Традиций, стало быть.
Традиций, мать их так… круонских традиций… да лучше бы они мне набедренную повязку вручили, с копьем в придачу, и десяток костей, чтобы в косички вплести. Тогда, глядишь, мы бы с моим благоверным были идеальной парой.
Но нет.
В каюте меня дожидался шелк… полотнище метров этак пятнадцати длиной, если навскидку. Это на саван? Или предполагается, что круонская невеста сама должна сшить себе наряд? Если так, то дорогой жених рискует еще лет этак пару проходить неосчастливленным. С другой стороны, если в этом и смысл…
Я подняла край белоснежного полотна.
Легкое.
И полупрозрачное.
И пара серебряных браслетов изрядной толщины в придачу. Больше на кандалы похожи… А ошейник куда подевался? Этому великолепию без ошейника никак… Или сразу клеймо поставят?
На лоб.
В соответствии с древними традициями.
Лоб зачесался.
А я обошла полотнище с другой стороны.
– И что мне с этим делать? – поинтересовалась я у Берко, который с выражением величайшего любопытства следил за моими перемещениями.
Я подняла ткань на уровень глаз.
Отлично.
Настолько тонкая, что из нее стекла делать можно.

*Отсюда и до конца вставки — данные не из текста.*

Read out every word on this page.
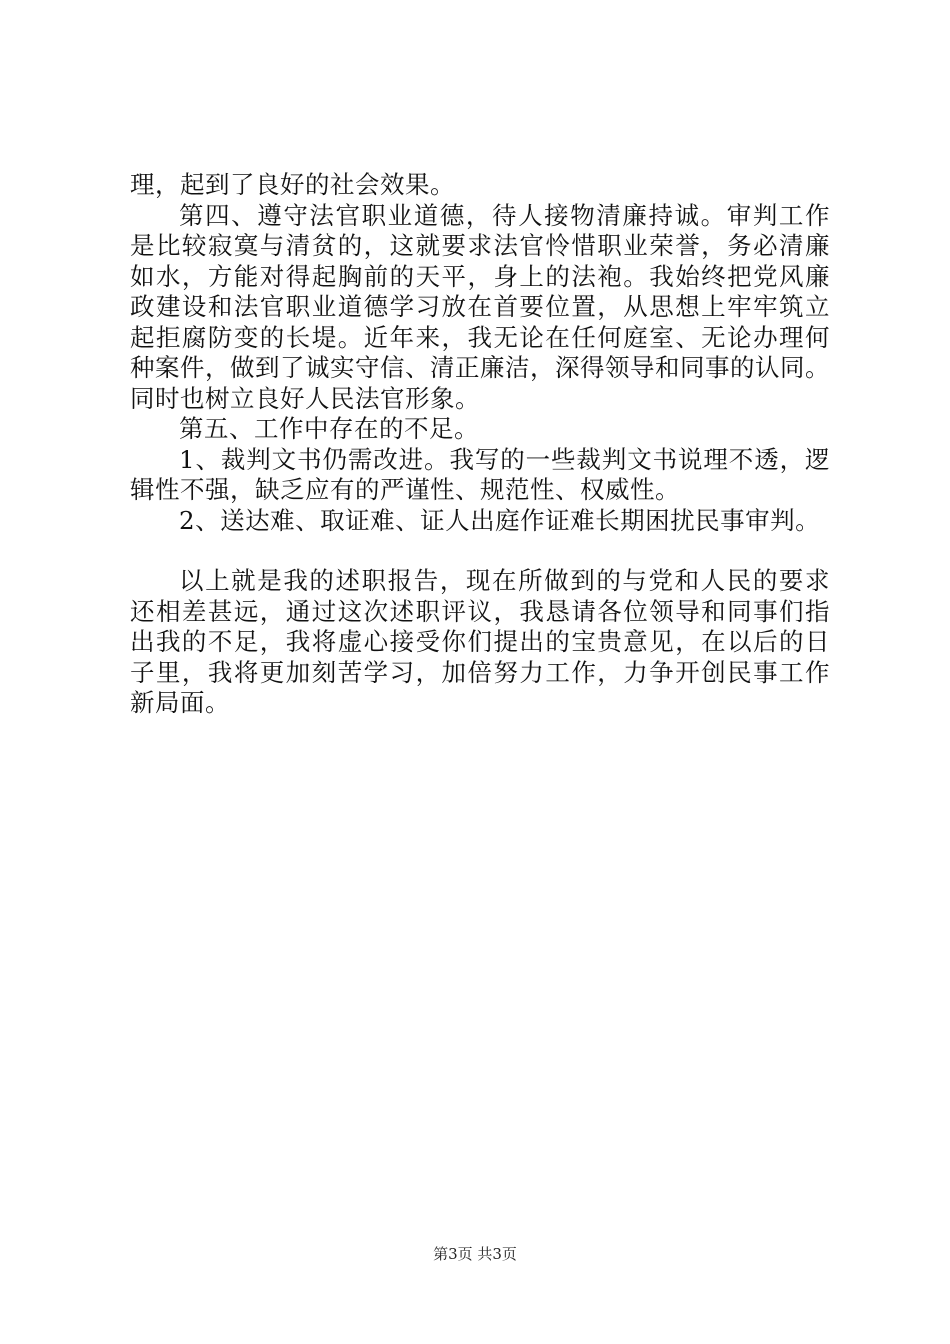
理，起到了良好的社会效果。
第四、遵守法官职业道德，待人接物清廉持诚。审判工作
是比较寂寞与清贫的，这就要求法官怜惜职业荣誉，务必清廉
如水，方能对得起胸前的天平，身上的法袍。我始终把党风廉
政建设和法官职业道德学习放在首要位置，从思想上牢牢筑立
起拒腐防变的长堤。近年来，我无论在任何庭室、无论办理何
种案件，做到了诚实守信、清正廉洁，深得领导和同事的认同。
同时也树立良好人民法官形象。
第五、工作中存在的不足。
1、裁判文书仍需改进。我写的一些裁判文书说理不透，逻
辑性不强，缺乏应有的严谨性、规范性、权威性。
2、送达难、取证难、证人出庭作证难长期困扰民事审判。
以上就是我的述职报告，现在所做到的与党和人民的要求
还相差甚远，通过这次述职评议，我恳请各位领导和同事们指
出我的不足，我将虚心接受你们提出的宝贵意见，在以后的日
子里，我将更加刻苦学习，加倍努力工作，力争开创民事工作
新局面。
第3页 共3页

– К величайшему сожалению, – произнес он, медленно растягивая каждое слово, – о традиционном наряде самок круонцев нам известно немного, но у нас есть галоснимок невесты…
Он вздохнул.
Сыто икнул.
И облизал острые зубы.
– Это не должно представлять сложности для гуманоида с вашим уровнем интеллекта, – промурлыкал Берко, сунувши меж острыми зубами коготок. – Гуманоиды всегда отличались немалой страстью к разного рода… украшательствам.
Сомнительный комплимент.
А на стене, которая недавно радовала прямой трансляцией открытого космоса, возникла новая картинка, стало быть, той самой невесты, которой не повезло стать мне образцом для подражания.
Она была…
Нет, не ужасна.
Скорее очаровательна.
И куда более человекообразна, чем я могла себе представить. Невысокая… то есть мне так показалось, что она не слишком высока.
Стройна.
И ни тебе шкур, ни гривы, если не считать таковой прическу из нескольких десятков косичек, уложенных короной. В короне виднелись то ли цветы, то ли проволока, украшенная цветами. Этакий вполне себе милый вариант обычного свадебного венка. Сзади к нему крепился кусок белого полотнища, который стекал на плечи, повисая у талии этаким пузырем, а затем обвивал эту самую талию, и не единожды. Ткань ложилась внахлест, создавая иллюзию очень узкой, но вполне себе стильной юбки.
Значит, все-таки крутить…
Только сомневаюсь, что у меня что-то да получится.
С косичками я точно возиться не стану, это дохлый номер, а вот в гусеницу поиграть…
Я потянула ткань.
Приложила к груди.
Если подумать логически, то с груди все и начиналось. И белья нижнего на невесте не было.
Она смотрела не в камеру, а куда-то влево… и ушко острое.
Шея тонкая, смуглая.
На ней ожерелье из круглых то ли ракушек, то ли камней, под ракушки вырезанных. На руках браслеты, стало быть, и вправду традиционное украшение.
– Вам помочь? – поинтересовался Берко.
Без помощи у меня замотаться определенно не выйдет, но вот…
– Спасибо, – я ответила нейтрально.
Нет у меня пока желания раздеваться, и вообще… разве должна я…
– Разоблачайтесь.
– Пожалуй, воздержусь…
Традиции традициями, но у меня свои имеются. Я, в отличие от некоторых здесь, родственником шелкопряду не довожусь и стремления кокон сплести не испытываю.
– Я… – я осмотрелась и провела руками по костюму, который немного помялся, но в целом выглядел вполне неплохо. – В этом пойду…
К счастью, переубеждать меня не пытались.

 

Последняя ночь свободы оказалась до отвращения короткой.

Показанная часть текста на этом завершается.